The original 1995 release charted at #27 UK. The 1996 re-release, promoted after the 'Reverence' album gained momentum, reached #3 on the UK Singles Chart in November 1996 and stayed in the Top 40 for 15 weeks. Sold over 1M copies globally by 1998. Voted Mixmag's Best Dance Record of 1996.

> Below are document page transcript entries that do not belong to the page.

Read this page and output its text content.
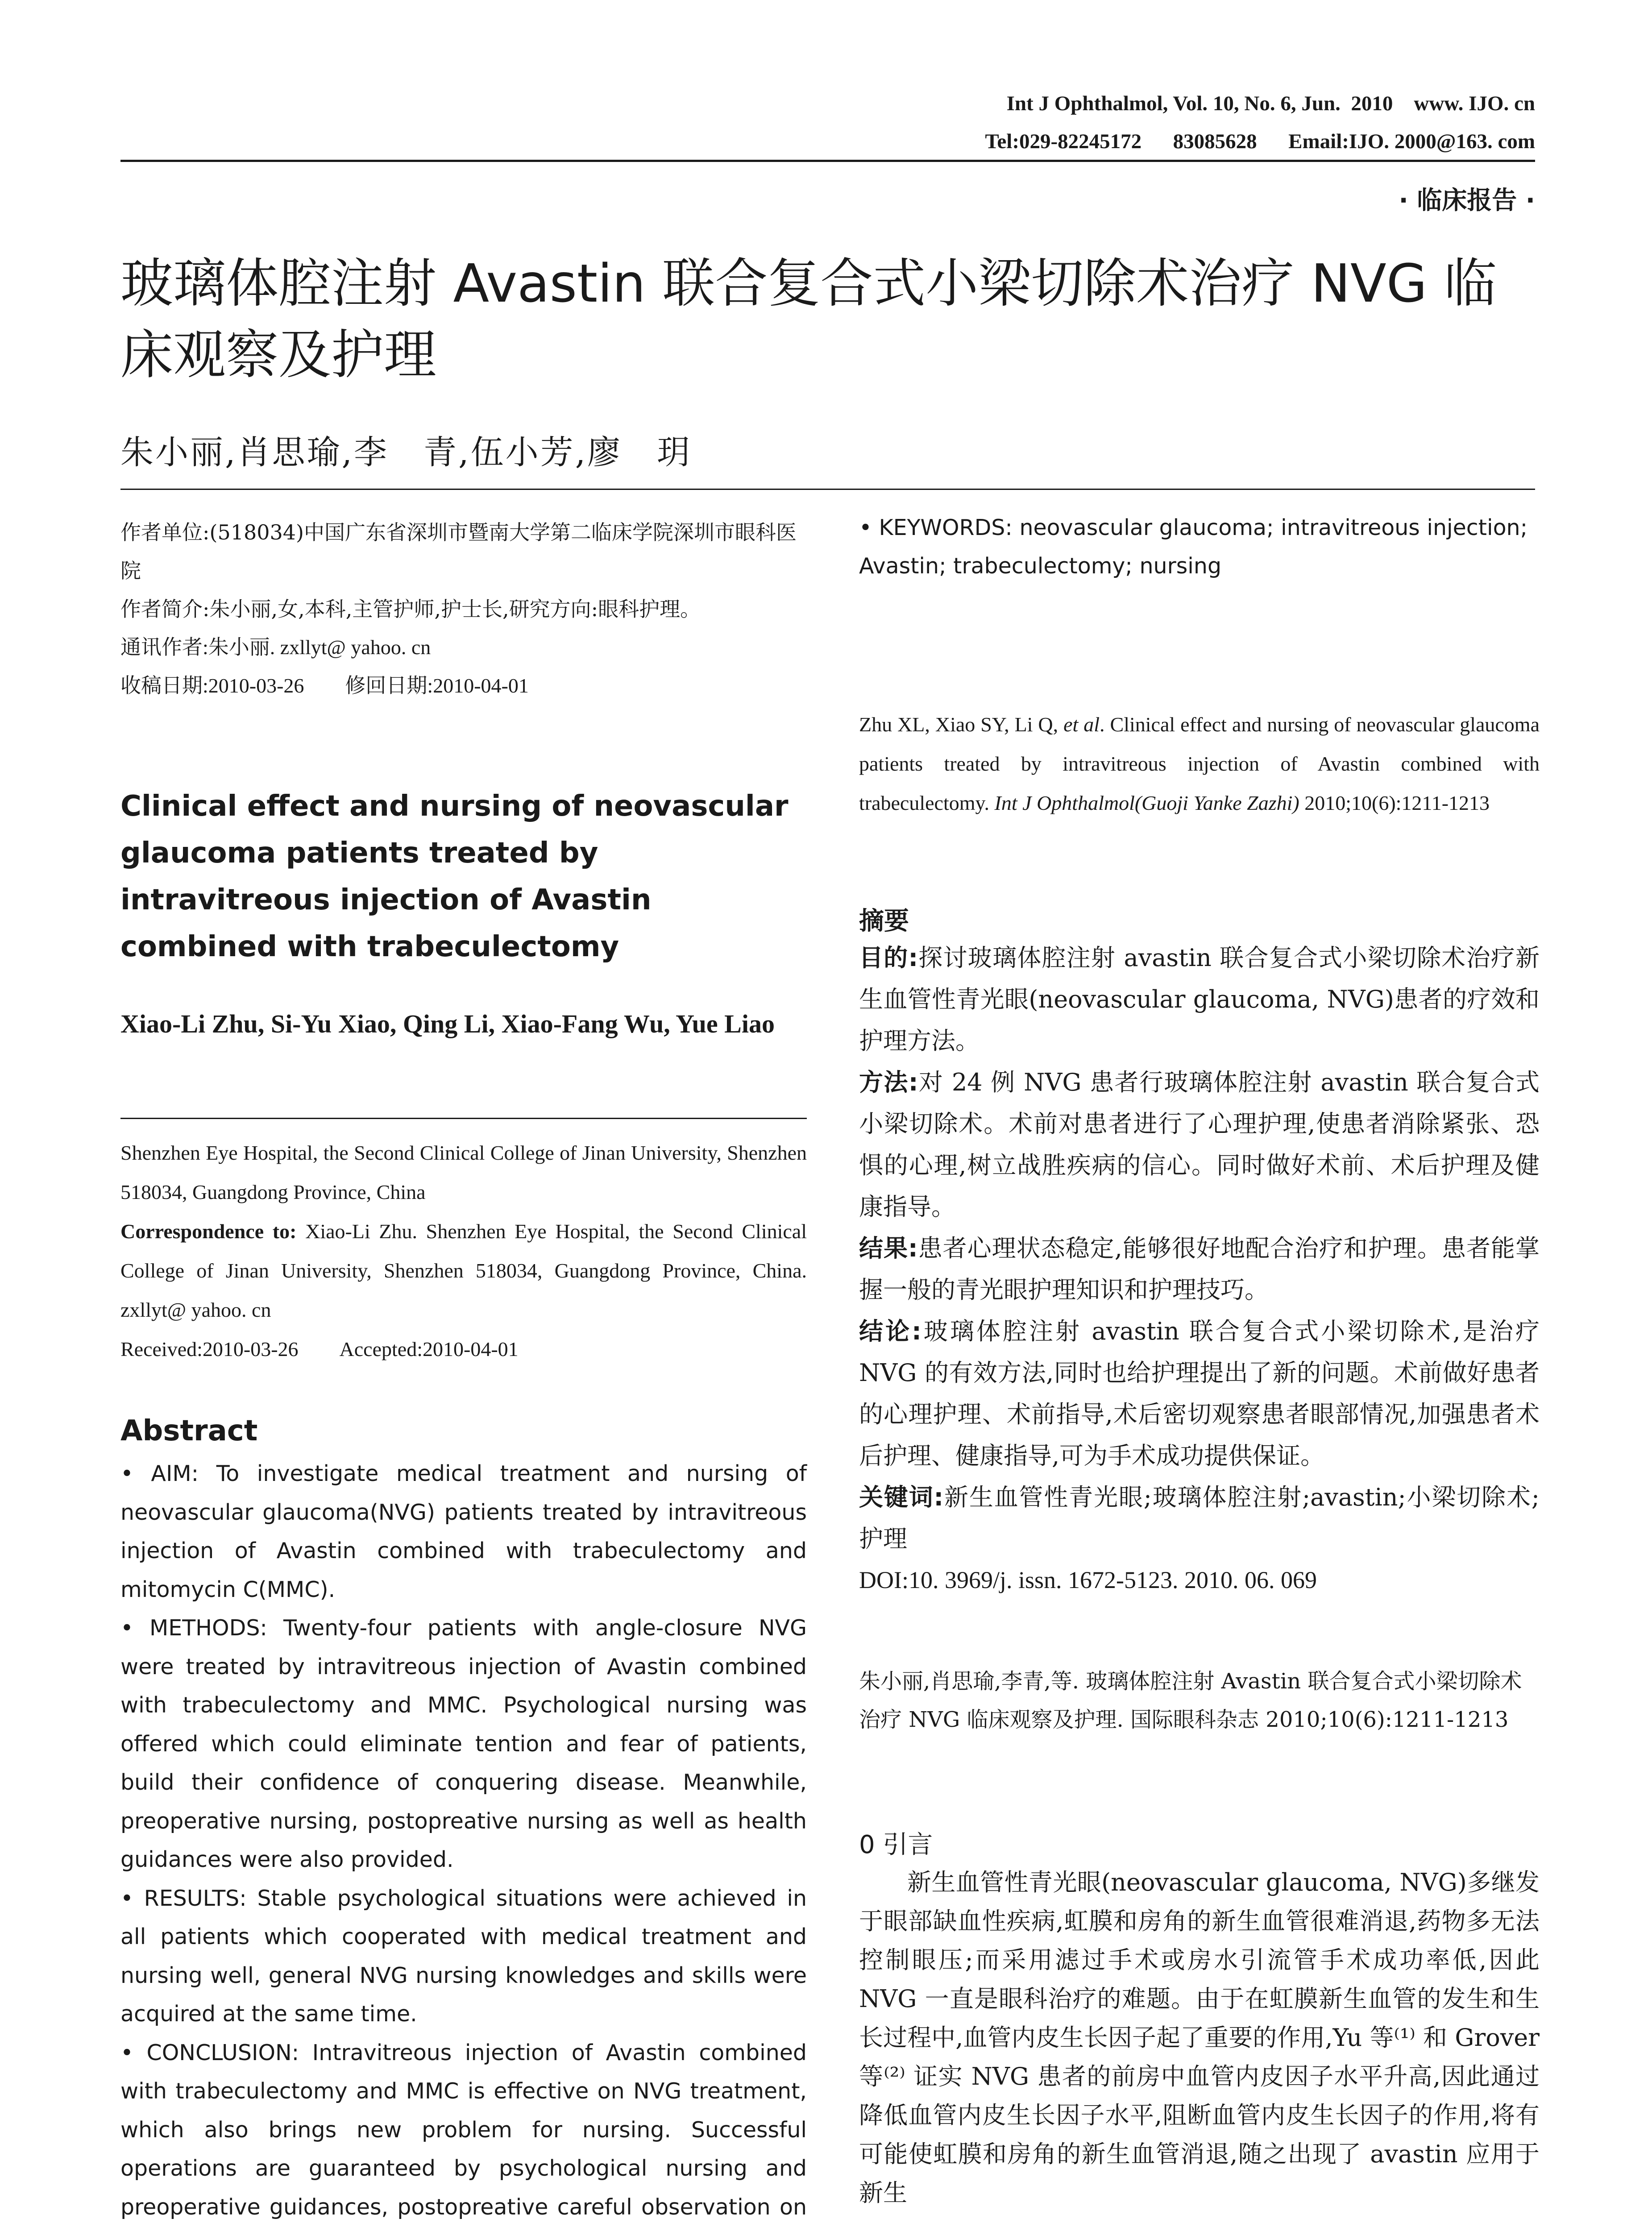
Int J Ophthalmol, Vol. 10, No. 6, Jun.  2010    www. IJO. cn
Tel:029-82245172      83085628      Email:IJO. 2000@163. com
· 临床报告 ·
玻璃体腔注射 Avastin 联合复合式小梁切除术治疗 NVG 临床观察及护理
朱小丽,肖思瑜,李　青,伍小芳,廖　玥

作者单位:(518034)中国广东省深圳市暨南大学第二临床学院深圳市眼科医院

作者简介:朱小丽,女,本科,主管护师,护士长,研究方向:眼科护理。

通讯作者:朱小丽. zxllyt@ yahoo. cn

收稿日期:2010-03-26　　修回日期:2010-04-01

Clinical effect and nursing of neovascular glaucoma patients treated by intravitreous injection of Avastin combined with trabeculectomy
Xiao-Li Zhu, Si-Yu Xiao, Qing Li, Xiao-Fang Wu, Yue Liao

Shenzhen Eye Hospital, the Second Clinical College of Jinan University, Shenzhen 518034, Guangdong Province, China

Correspondence to: Xiao-Li Zhu. Shenzhen Eye Hospital, the Second Clinical College of Jinan University, Shenzhen 518034, Guangdong Province, China. zxllyt@ yahoo. cn

Received:2010-03-26　　Accepted:2010-04-01

Abstract

• AIM: To investigate medical treatment and nursing of neovascular glaucoma(NVG) patients treated by intravitreous injection of Avastin combined with trabeculectomy and mitomycin C(MMC).

• METHODS: Twenty-four patients with angle-closure NVG were treated by intravitreous injection of Avastin combined with trabeculectomy and MMC. Psychological nursing was offered which could eliminate tention and fear of patients, build their confidence of conquering disease. Meanwhile, preoperative nursing, postopreative nursing as well as health guidances were also provided.

• RESULTS: Stable psychological situations were achieved in all patients which cooperated with medical treatment and nursing well, general NVG nursing knowledges and skills were acquired at the same time.

• CONCLUSION: Intravitreous injection of Avastin combined with trabeculectomy and MMC is effective on NVG treatment, which also brings new problem for nursing. Successful operations are guaranteed by psychological nursing and preoperative guidances, postopreative careful observation on

• KEYWORDS: neovascular glaucoma; intravitreous injection; Avastin; trabeculectomy; nursing

Zhu XL, Xiao SY, Li Q, et al. Clinical effect and nursing of neovascular glaucoma patients treated by intravitreous injection of Avastin combined with trabeculectomy. Int J Ophthalmol(Guoji Yanke Zazhi) 2010;10(6):1211-1213
摘要

目的:探讨玻璃体腔注射 avastin 联合复合式小梁切除术治疗新生血管性青光眼(neovascular glaucoma, NVG)患者的疗效和护理方法。

方法:对 24 例 NVG 患者行玻璃体腔注射 avastin 联合复合式小梁切除术。术前对患者进行了心理护理,使患者消除紧张、恐惧的心理,树立战胜疾病的信心。同时做好术前、术后护理及健康指导。

结果:患者心理状态稳定,能够很好地配合治疗和护理。患者能掌握一般的青光眼护理知识和护理技巧。

结论:玻璃体腔注射 avastin 联合复合式小梁切除术,是治疗 NVG 的有效方法,同时也给护理提出了新的问题。术前做好患者的心理护理、术前指导,术后密切观察患者眼部情况,加强患者术后护理、健康指导,可为手术成功提供保证。

关键词:新生血管性青光眼;玻璃体腔注射;avastin;小梁切除术;护理

DOI:10. 3969/j. issn. 1672-5123. 2010. 06. 069

朱小丽,肖思瑜,李青,等. 玻璃体腔注射 Avastin 联合复合式小梁切除术治疗 NVG 临床观察及护理. 国际眼科杂志 2010;10(6):1211-1213
0 引言
新生血管性青光眼(neovascular glaucoma, NVG)多继发于眼部缺血性疾病,虹膜和房角的新生血管很难消退,药物多无法控制眼压;而采用滤过手术或房水引流管手术成功率低,因此 NVG 一直是眼科治疗的难题。由于在虹膜新生血管的发生和生长过程中,血管内皮生长因子起了重要的作用,Yu 等⁽¹⁾ 和 Grover 等⁽²⁾ 证实 NVG 患者的前房中血管内皮因子水平升高,因此通过降低血管内皮生长因子水平,阻断血管内皮生长因子的作用,将有可能使虹膜和房角的新生血管消退,随之出现了 avastin 应用于新生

  • UK Singles Chart (1996 re-release)#3
  • German Singles Chart#4
  • Mixmag Dance Record of the Year 1996#1
Listen For

Cues worth hearing

  • 0:45Maxi Jazz begins the monologue.
  • 2:30The stab enters.
  • 4:20The breakdown. Six bars. Pad only.
  • 5:00'I can't get no sleep' — full vocal drop.
Key Mixes

The versions that matter

  • Monster Mix (1995)

    The definitive 8:37 club version.

  • Radio Edit (1996)

    3:38 cut serviced to Radio 1.

  • Armin van Buuren Remix (2005)

    Full-uplifting rework for the Forever Faithless retrospective.

  • Avicii Remix (2016)

    Controversial; largely disowned by fans.

Legacy

What it changed

'Insomnia' effectively invented the 'spoken-word-vocal-trance' template that Sash!, ATB and Delerium would later commercialise. The Monster Mix stab has been sampled, referenced or homaged in dozens of records (most explicitly Avicii's 'Levels', which Rollo has publicly acknowledged as a debt). Faithless retired the track from live sets in 2011 after their 'farewell' tour, but returned it in 2020.

Did You Know

Trivia

  • Rollo Armstrong is Dido's older brother; Dido sang backing vocals on Faithless's second album.
  • Maxi Jazz kept his day job as a courier for the first six months of the record's chart run.
  • The Sherman Filterbank Sister Bliss used on the stab was borrowed from Underworld's studio.